Quels secteurs ont impulsé Podemos ?

 

Podemos est né d’un accord entre Izquierda Anticapitalista (IA) et un petit groupe de jeunes professeurs à la Faculté de sciences politiques et de sociologie de l’Université Complutense de Madrid (UCM). La première composante apportait une petite organisation à l’échelle de l’Etat espagnol, des cadres et des mi­li­tant·e·s expérimentés dans la propagande et l’agitation politique, l’activité et l’implantation dans les mouvements sociaux et un bagage politique marxiste. L’extension rapide de Podemos par la création de cercles, en un mois, ne peut se comprendre sans le travail de IA. Plusieurs de ses membres ont rédigé son Manifeste fondateur : Bouger les lignes. Transformer l’indignation en changement politique. Il défendait une orientation ouvertement anticapitaliste et démocratique et a été signé par une trentaine de personnalités de gauche, des éministes, des syndicalistes, des économistes, des in­tel­lec­tuel·le·s, des écrivains et des artistes. La moitié d’entre elles étaient membres de IA, l’autre moitié n’avaient pas encore d’affiliation politique, notamment les professeurs de l’UCM. 
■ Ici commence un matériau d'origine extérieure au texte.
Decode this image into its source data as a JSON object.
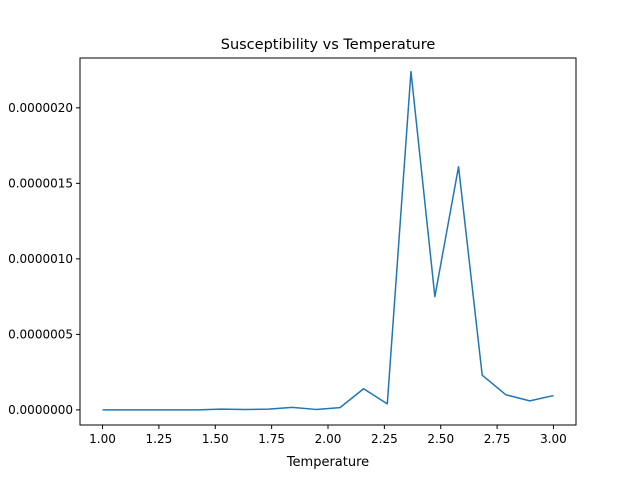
{
  "chart_data": {
    "type": "line",
    "title": "Susceptibility vs Temperature",
    "xlabel": "Temperature",
    "ylabel": "",
    "xlim": [
      0.9,
      3.1
    ],
    "ylim": [
      -1e-07,
      2.33e-06
    ],
    "xticks": [
      1.0,
      1.25,
      1.5,
      1.75,
      2.0,
      2.25,
      2.5,
      2.75,
      3.0
    ],
    "xtick_labels": [
      "1.00",
      "1.25",
      "1.50",
      "1.75",
      "2.00",
      "2.25",
      "2.50",
      "2.75",
      "3.00"
    ],
    "yticks": [
      0.0,
      5e-07,
      1e-06,
      1.5e-06,
      2e-06
    ],
    "ytick_labels": [
      "0.0000000",
      "0.0000005",
      "0.0000010",
      "0.0000015",
      "0.0000020"
    ],
    "grid": false,
    "series": [
      {
        "color": "#1f77b4",
        "x": [
          1.0,
          1.105,
          1.211,
          1.316,
          1.421,
          1.526,
          1.632,
          1.737,
          1.842,
          1.947,
          2.053,
          2.158,
          2.263,
          2.368,
          2.474,
          2.579,
          2.684,
          2.789,
          2.895,
          3.0
        ],
        "y": [
          0.0,
          0.0,
          0.0,
          0.0,
          0.0,
          5e-09,
          3e-09,
          5e-09,
          1.7e-08,
          3e-09,
          1.5e-08,
          1.4e-07,
          4e-08,
          2.24e-06,
          7.5e-07,
          1.61e-06,
          2.3e-07,
          1e-07,
          6e-08,
          9.5e-08
        ]
      }
    ]
  }
}
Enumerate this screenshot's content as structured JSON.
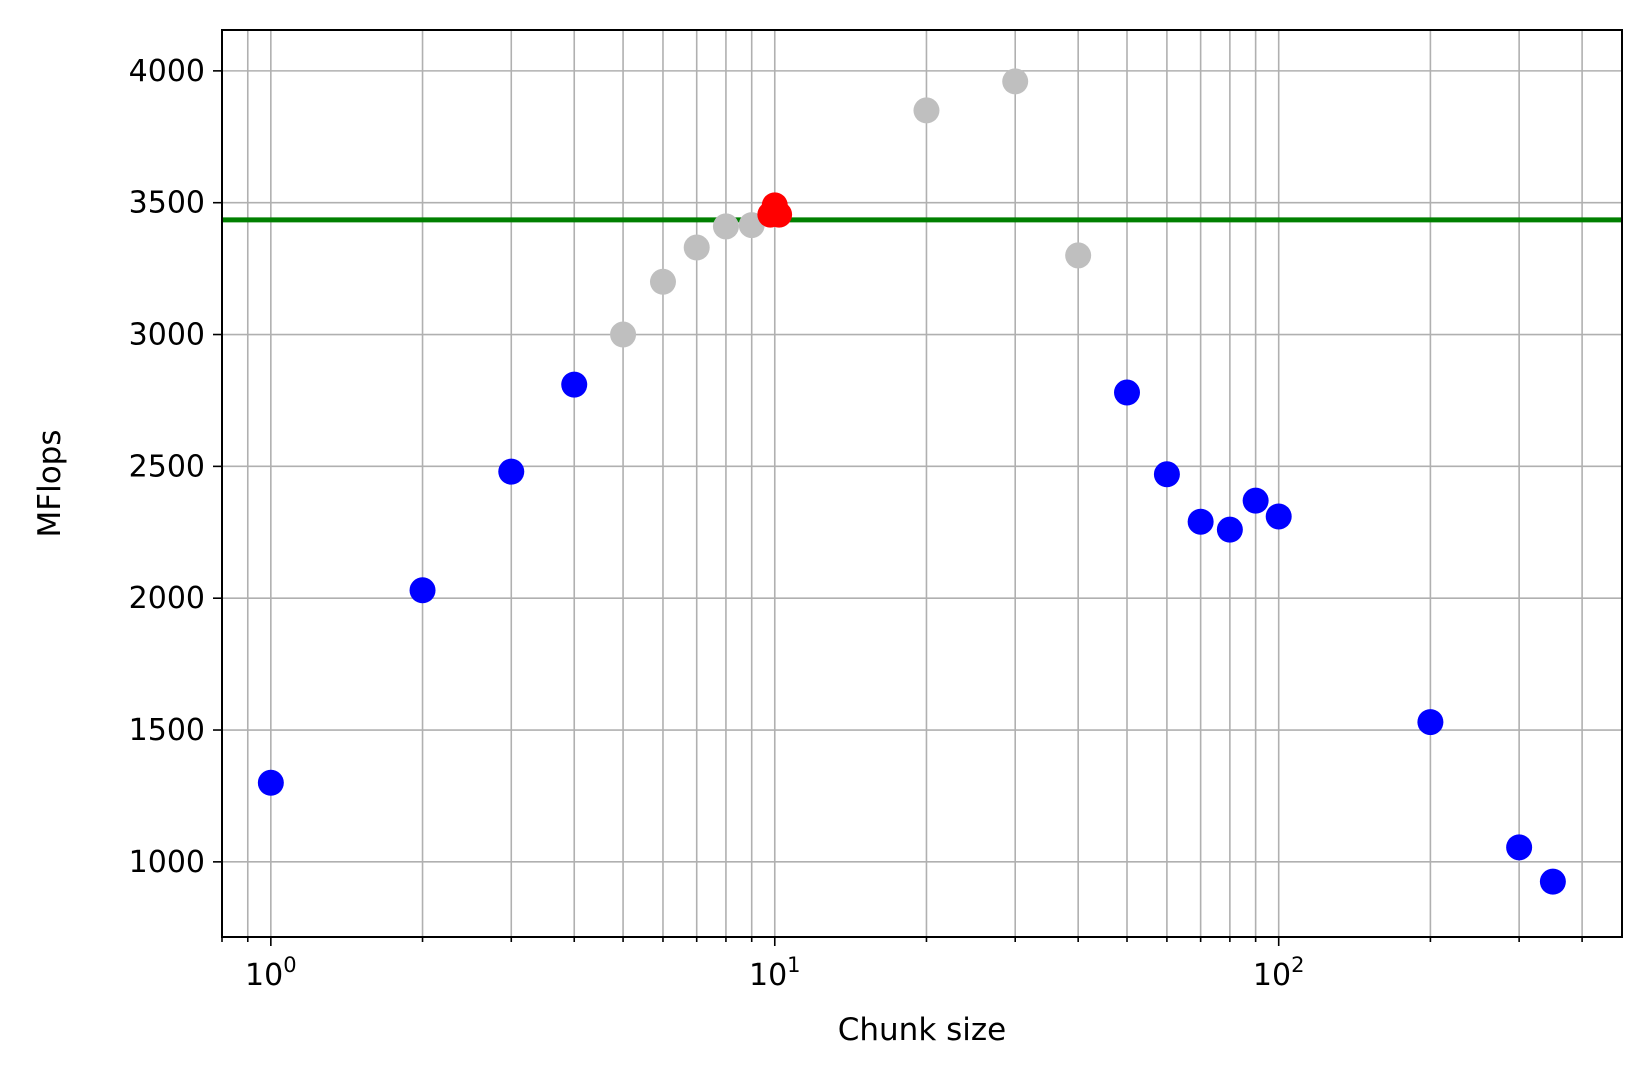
{
  "chart_data": {
    "type": "scatter",
    "title": "",
    "xlabel": "Chunk size",
    "ylabel": "MFlops",
    "xscale": "log",
    "xlim": [
      0.8,
      480
    ],
    "ylim": [
      715,
      4155
    ],
    "grid": true,
    "x_ticks": [
      {
        "base": "10",
        "exp": "0",
        "value": 1
      },
      {
        "base": "10",
        "exp": "1",
        "value": 10
      },
      {
        "base": "10",
        "exp": "2",
        "value": 100
      }
    ],
    "y_ticks": [
      "1000",
      "1500",
      "2000",
      "2500",
      "3000",
      "3500",
      "4000"
    ],
    "reference_line": {
      "y": 3435,
      "color": "#008000"
    },
    "series": [
      {
        "color": "#0000ff",
        "points": [
          {
            "x": 1,
            "y": 1300
          },
          {
            "x": 2,
            "y": 2030
          },
          {
            "x": 3,
            "y": 2480
          },
          {
            "x": 4,
            "y": 2810
          },
          {
            "x": 50,
            "y": 2780
          },
          {
            "x": 60,
            "y": 2470
          },
          {
            "x": 70,
            "y": 2290
          },
          {
            "x": 80,
            "y": 2260
          },
          {
            "x": 90,
            "y": 2370
          },
          {
            "x": 100,
            "y": 2310
          },
          {
            "x": 200,
            "y": 1530
          },
          {
            "x": 300,
            "y": 1055
          },
          {
            "x": 350,
            "y": 925
          }
        ]
      },
      {
        "color": "#bfbfbf",
        "points": [
          {
            "x": 5,
            "y": 3000
          },
          {
            "x": 6,
            "y": 3200
          },
          {
            "x": 7,
            "y": 3330
          },
          {
            "x": 8,
            "y": 3410
          },
          {
            "x": 9,
            "y": 3415
          },
          {
            "x": 20,
            "y": 3850
          },
          {
            "x": 30,
            "y": 3960
          },
          {
            "x": 40,
            "y": 3300
          }
        ]
      },
      {
        "color": "#ff0000",
        "points": [
          {
            "x": 9.8,
            "y": 3455
          },
          {
            "x": 10,
            "y": 3490
          },
          {
            "x": 10.2,
            "y": 3455
          }
        ]
      }
    ]
  }
}
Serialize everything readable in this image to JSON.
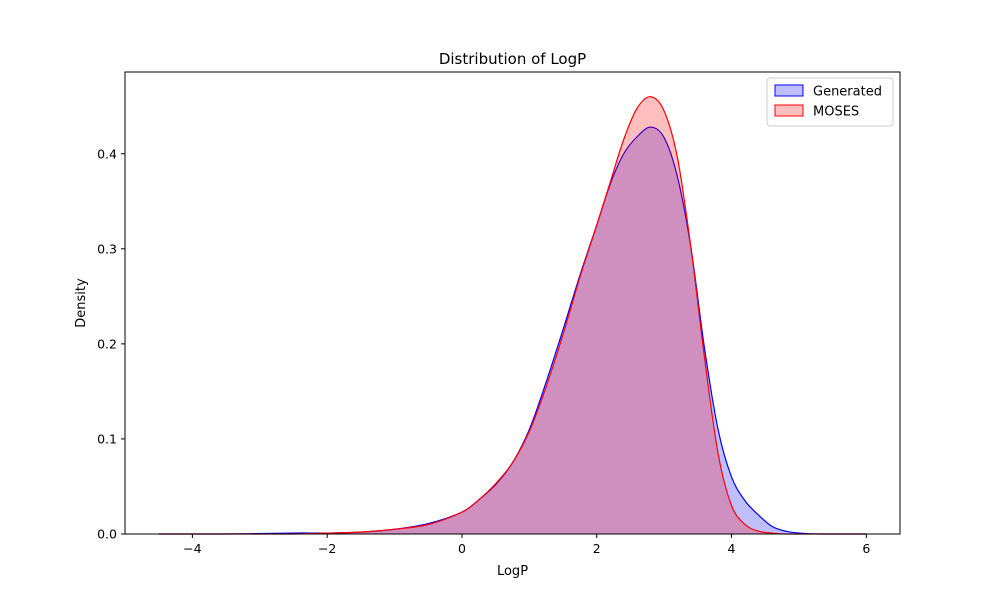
{
  "chart_data": {
    "type": "area",
    "title": "Distribution of LogP",
    "xlabel": "LogP",
    "ylabel": "Density",
    "xlim": [
      -5.0,
      6.5
    ],
    "ylim": [
      0,
      0.486
    ],
    "xticks": [
      -4,
      -2,
      0,
      2,
      4,
      6
    ],
    "xtick_labels": [
      "−4",
      "−2",
      "0",
      "2",
      "4",
      "6"
    ],
    "yticks": [
      0.0,
      0.1,
      0.2,
      0.3,
      0.4
    ],
    "ytick_labels": [
      "0.0",
      "0.1",
      "0.2",
      "0.3",
      "0.4"
    ],
    "grid": false,
    "legend_position": "top-right",
    "series": [
      {
        "name": "Generated",
        "line_color": "#0000ff",
        "fill_color": "#0000ff",
        "fill_opacity": 0.25,
        "x": [
          -4.5,
          -3.5,
          -2.5,
          -2.0,
          -1.5,
          -1.0,
          -0.5,
          0.0,
          0.25,
          0.5,
          0.75,
          1.0,
          1.25,
          1.5,
          1.75,
          2.0,
          2.2,
          2.4,
          2.6,
          2.8,
          3.0,
          3.2,
          3.4,
          3.6,
          3.8,
          4.0,
          4.2,
          4.4,
          4.6,
          4.8,
          5.0,
          5.3,
          5.6,
          6.0
        ],
        "y": [
          0.0,
          0.0,
          0.001,
          0.001,
          0.002,
          0.005,
          0.011,
          0.023,
          0.036,
          0.052,
          0.075,
          0.11,
          0.16,
          0.215,
          0.272,
          0.325,
          0.368,
          0.4,
          0.418,
          0.428,
          0.417,
          0.375,
          0.3,
          0.195,
          0.11,
          0.06,
          0.035,
          0.02,
          0.008,
          0.003,
          0.001,
          0.0,
          0.0,
          0.0
        ]
      },
      {
        "name": "MOSES",
        "line_color": "#ff0000",
        "fill_color": "#ff0000",
        "fill_opacity": 0.25,
        "x": [
          -4.5,
          -3.5,
          -2.5,
          -2.0,
          -1.5,
          -1.0,
          -0.5,
          0.0,
          0.25,
          0.5,
          0.75,
          1.0,
          1.25,
          1.5,
          1.75,
          2.0,
          2.2,
          2.4,
          2.6,
          2.8,
          3.0,
          3.2,
          3.4,
          3.6,
          3.8,
          4.0,
          4.2,
          4.4,
          4.6,
          4.8,
          5.0,
          5.3,
          5.6,
          6.0
        ],
        "y": [
          0.0,
          0.0,
          0.0,
          0.001,
          0.002,
          0.005,
          0.01,
          0.023,
          0.036,
          0.053,
          0.075,
          0.108,
          0.155,
          0.21,
          0.27,
          0.325,
          0.37,
          0.415,
          0.448,
          0.46,
          0.445,
          0.395,
          0.3,
          0.185,
          0.085,
          0.03,
          0.01,
          0.003,
          0.001,
          0.0,
          0.0,
          0.0,
          0.0,
          0.0
        ]
      }
    ]
  }
}
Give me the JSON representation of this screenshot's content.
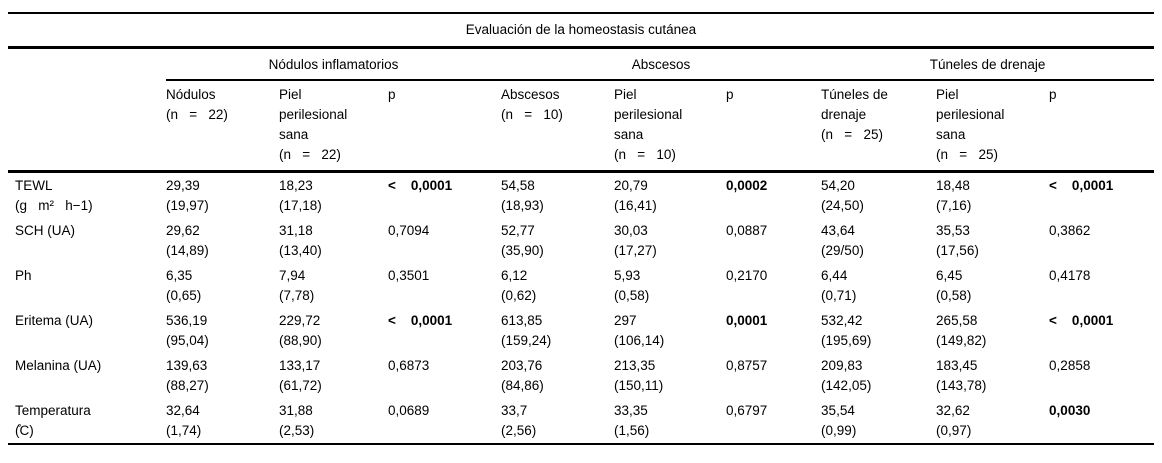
{
  "title": "Evaluación de la homeostasis cutánea",
  "table": {
    "groups": [
      {
        "label": "Nódulos inflamatorios"
      },
      {
        "label": "Abscesos"
      },
      {
        "label": "Túneles de drenaje"
      }
    ],
    "columns": [
      {
        "lines": [
          "Nódulos",
          "(n   =   22)"
        ]
      },
      {
        "lines": [
          "Piel",
          "perilesional",
          "sana",
          "(n   =   22)"
        ]
      },
      {
        "lines": [
          "p"
        ]
      },
      {
        "lines": [
          "Abscesos",
          "(n   =   10)"
        ]
      },
      {
        "lines": [
          "Piel",
          "perilesional",
          "sana",
          "(n   =   10)"
        ]
      },
      {
        "lines": [
          "p"
        ]
      },
      {
        "lines": [
          "Túneles de",
          "drenaje",
          "(n   =   25)"
        ]
      },
      {
        "lines": [
          "Piel",
          "perilesional",
          "sana",
          "(n   =   25)"
        ]
      },
      {
        "lines": [
          "p"
        ]
      }
    ],
    "rows": [
      {
        "label": [
          "TEWL",
          "(g   m²   h−1)"
        ],
        "cells": [
          {
            "v": "29,39",
            "sd": "(19,97)"
          },
          {
            "v": "18,23",
            "sd": "(17,18)"
          },
          {
            "v": "<    0,0001",
            "p": true,
            "bold": true
          },
          {
            "v": "54,58",
            "sd": "(18,93)"
          },
          {
            "v": "20,79",
            "sd": "(16,41)"
          },
          {
            "v": "0,0002",
            "p": true,
            "bold": true
          },
          {
            "v": "54,20",
            "sd": "(24,50)"
          },
          {
            "v": "18,48",
            "sd": "(7,16)"
          },
          {
            "v": "<    0,0001",
            "p": true,
            "bold": true
          }
        ]
      },
      {
        "label": [
          "SCH (UA)"
        ],
        "cells": [
          {
            "v": "29,62",
            "sd": "(14,89)"
          },
          {
            "v": "31,18",
            "sd": "(13,40)"
          },
          {
            "v": "0,7094",
            "p": true
          },
          {
            "v": "52,77",
            "sd": "(35,90)"
          },
          {
            "v": "30,03",
            "sd": "(17,27)"
          },
          {
            "v": "0,0887",
            "p": true
          },
          {
            "v": "43,64",
            "sd": "(29/50)"
          },
          {
            "v": "35,53",
            "sd": "(17,56)"
          },
          {
            "v": "0,3862",
            "p": true
          }
        ]
      },
      {
        "label": [
          "Ph"
        ],
        "cells": [
          {
            "v": "6,35",
            "sd": "(0,65)"
          },
          {
            "v": "7,94",
            "sd": "(7,78)"
          },
          {
            "v": "0,3501",
            "p": true
          },
          {
            "v": "6,12",
            "sd": "(0,62)"
          },
          {
            "v": "5,93",
            "sd": "(0,58)"
          },
          {
            "v": "0,2170",
            "p": true
          },
          {
            "v": "6,44",
            "sd": "(0,71)"
          },
          {
            "v": "6,45",
            "sd": "(0,58)"
          },
          {
            "v": "0,4178",
            "p": true
          }
        ]
      },
      {
        "label": [
          "Eritema (UA)"
        ],
        "cells": [
          {
            "v": "536,19",
            "sd": "(95,04)"
          },
          {
            "v": "229,72",
            "sd": "(88,90)"
          },
          {
            "v": "<    0,0001",
            "p": true,
            "bold": true
          },
          {
            "v": "613,85",
            "sd": "(159,24)"
          },
          {
            "v": "297",
            "sd": "(106,14)"
          },
          {
            "v": "0,0001",
            "p": true,
            "bold": true
          },
          {
            "v": "532,42",
            "sd": "(195,69)"
          },
          {
            "v": "265,58",
            "sd": "(149,82)"
          },
          {
            "v": "<    0,0001",
            "p": true,
            "bold": true
          }
        ]
      },
      {
        "label": [
          "Melanina (UA)"
        ],
        "cells": [
          {
            "v": "139,63",
            "sd": "(88,27)"
          },
          {
            "v": "133,17",
            "sd": "(61,72)"
          },
          {
            "v": "0,6873",
            "p": true
          },
          {
            "v": "203,76",
            "sd": "(84,86)"
          },
          {
            "v": "213,35",
            "sd": "(150,11)"
          },
          {
            "v": "0,8757",
            "p": true
          },
          {
            "v": "209,83",
            "sd": "(142,05)"
          },
          {
            "v": "183,45",
            "sd": "(143,78)"
          },
          {
            "v": "0,2858",
            "p": true
          }
        ]
      },
      {
        "label": [
          "Temperatura",
          "(̊C)"
        ],
        "cells": [
          {
            "v": "32,64",
            "sd": "(1,74)"
          },
          {
            "v": "31,88",
            "sd": "(2,53)"
          },
          {
            "v": "0,0689",
            "p": true
          },
          {
            "v": "33,7",
            "sd": "(2,56)"
          },
          {
            "v": "33,35",
            "sd": "(1,56)"
          },
          {
            "v": "0,6797",
            "p": true
          },
          {
            "v": "35,54",
            "sd": "(0,99)"
          },
          {
            "v": "32,62",
            "sd": "(0,97)"
          },
          {
            "v": "0,0030",
            "p": true,
            "bold": true
          }
        ]
      }
    ]
  }
}
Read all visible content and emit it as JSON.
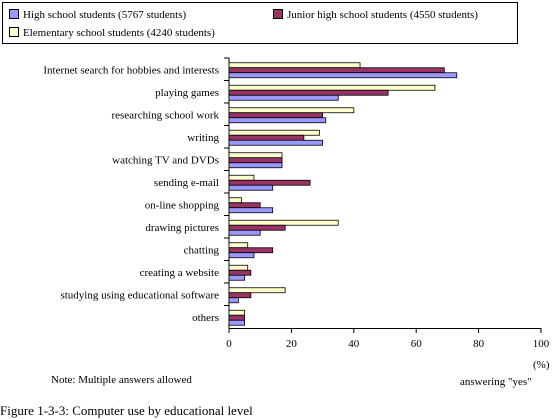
{
  "chart_data": {
    "type": "bar",
    "orientation": "horizontal",
    "categories": [
      "Internet search for hobbies and interests",
      "playing games",
      "researching school work",
      "writing",
      "watching TV and DVDs",
      "sending e-mail",
      "on-line shopping",
      "drawing pictures",
      "chatting",
      "creating a website",
      "studying using educational software",
      "others"
    ],
    "series": [
      {
        "name": "High school students (5767 students)",
        "color": "#9999ff",
        "values": [
          73,
          35,
          31,
          30,
          17,
          14,
          14,
          10,
          8,
          5,
          3,
          5
        ]
      },
      {
        "name": "Junior high school students (4550 students)",
        "color": "#993366",
        "values": [
          69,
          51,
          30,
          24,
          17,
          26,
          10,
          18,
          14,
          7,
          7,
          5
        ]
      },
      {
        "name": "Elementary school students (4240 students)",
        "color": "#ffffcc",
        "values": [
          42,
          66,
          40,
          29,
          17,
          8,
          4,
          35,
          6,
          6,
          18,
          5
        ]
      }
    ],
    "xlim": [
      0,
      100
    ],
    "xticks": [
      "0",
      "20",
      "40",
      "60",
      "80",
      "100"
    ],
    "unit": "(%)",
    "xlabel": "answering \"yes\"",
    "legend_position": "top"
  },
  "note": "Note: Multiple answers allowed",
  "caption": "Figure 1-3-3: Computer use by educational level"
}
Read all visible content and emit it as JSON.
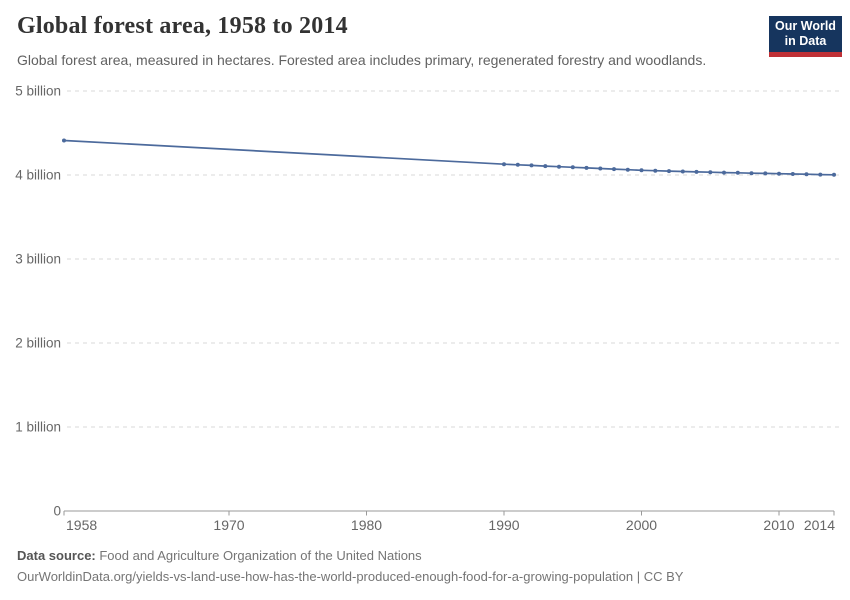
{
  "header": {
    "title": "Global forest area, 1958 to 2014",
    "subtitle": "Global forest area, measured in hectares. Forested area includes primary, regenerated forestry and woodlands.",
    "logo": {
      "line1": "Our World",
      "line2": "in Data",
      "bg_color": "#16355e",
      "accent_color": "#bf3036"
    }
  },
  "chart_data": {
    "type": "line",
    "title": "Global forest area, 1958 to 2014",
    "xlabel": "",
    "ylabel": "",
    "unit": "hectares",
    "xlim": [
      1958,
      2014
    ],
    "ylim_billions": [
      0,
      5
    ],
    "grid": "horizontal-dashed",
    "legend_position": "none",
    "line_color": "#4c6a9c",
    "x_axis": {
      "ticks": [
        {
          "value": 1958,
          "label": "1958"
        },
        {
          "value": 1970,
          "label": "1970"
        },
        {
          "value": 1980,
          "label": "1980"
        },
        {
          "value": 1990,
          "label": "1990"
        },
        {
          "value": 2000,
          "label": "2000"
        },
        {
          "value": 2010,
          "label": "2010"
        },
        {
          "value": 2014,
          "label": "2014"
        }
      ]
    },
    "y_axis": {
      "ticks": [
        {
          "value_billions": 5,
          "label": "5 billion"
        },
        {
          "value_billions": 4,
          "label": "4 billion"
        },
        {
          "value_billions": 3,
          "label": "3 billion"
        },
        {
          "value_billions": 2,
          "label": "2 billion"
        },
        {
          "value_billions": 1,
          "label": "1 billion"
        },
        {
          "value_billions": 0,
          "label": "0"
        }
      ]
    },
    "series": [
      {
        "name": "Global forest area",
        "color": "#4c6a9c",
        "points_year_billionha": [
          [
            1958,
            4.411
          ],
          [
            1990,
            4.128
          ],
          [
            1991,
            4.121
          ],
          [
            1992,
            4.114
          ],
          [
            1993,
            4.106
          ],
          [
            1994,
            4.099
          ],
          [
            1995,
            4.092
          ],
          [
            1996,
            4.085
          ],
          [
            1997,
            4.077
          ],
          [
            1998,
            4.07
          ],
          [
            1999,
            4.063
          ],
          [
            2000,
            4.056
          ],
          [
            2001,
            4.051
          ],
          [
            2002,
            4.047
          ],
          [
            2003,
            4.042
          ],
          [
            2004,
            4.037
          ],
          [
            2005,
            4.033
          ],
          [
            2006,
            4.029
          ],
          [
            2007,
            4.026
          ],
          [
            2008,
            4.022
          ],
          [
            2009,
            4.019
          ],
          [
            2010,
            4.016
          ],
          [
            2011,
            4.012
          ],
          [
            2012,
            4.009
          ],
          [
            2013,
            4.005
          ],
          [
            2014,
            4.002
          ]
        ]
      }
    ]
  },
  "footer": {
    "data_source_label": "Data source:",
    "data_source_value": " Food and Agriculture Organization of the United Nations",
    "link": "OurWorldinData.org/yields-vs-land-use-how-has-the-world-produced-enough-food-for-a-growing-population",
    "license": " | CC BY"
  }
}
    Le profil et l’apport de ceux-ci avaient d’autres caractéristiques. Certains avaient des racines euro-communistes et venaient de Izquierda Unida (IU) et tous avaient établi une relation professionnelle intense, comme politologues et sociologues, avec les gouvernements vénézuéliens de Chávez et Maduro et avec le gouvernement équatorien de Correa via une fondation (CEPS) qui conseillait ces gouvernements. Depuis quelque temps, ils travaillaient sur les sondages d’opinion, la communication politique et les stratégies de communication. Ils avaient dans leur entourage un petit groupe d’étu­diant·e·s assez fidèles et certains d’entre eux influençaient des secteurs de IU. Mais leur impact fondamental reposait sur la figure de Pablo Iglesias Turión, qui commençait à avoir une impact public par sa participation à des débats télévisés, et avait créé un programme de télévision sur internet appelé La Tuerka, diffusé par le périodique digital Público. La figure médiatique de Iglesias est donc centrale pour comprendre l’influence de Podemos.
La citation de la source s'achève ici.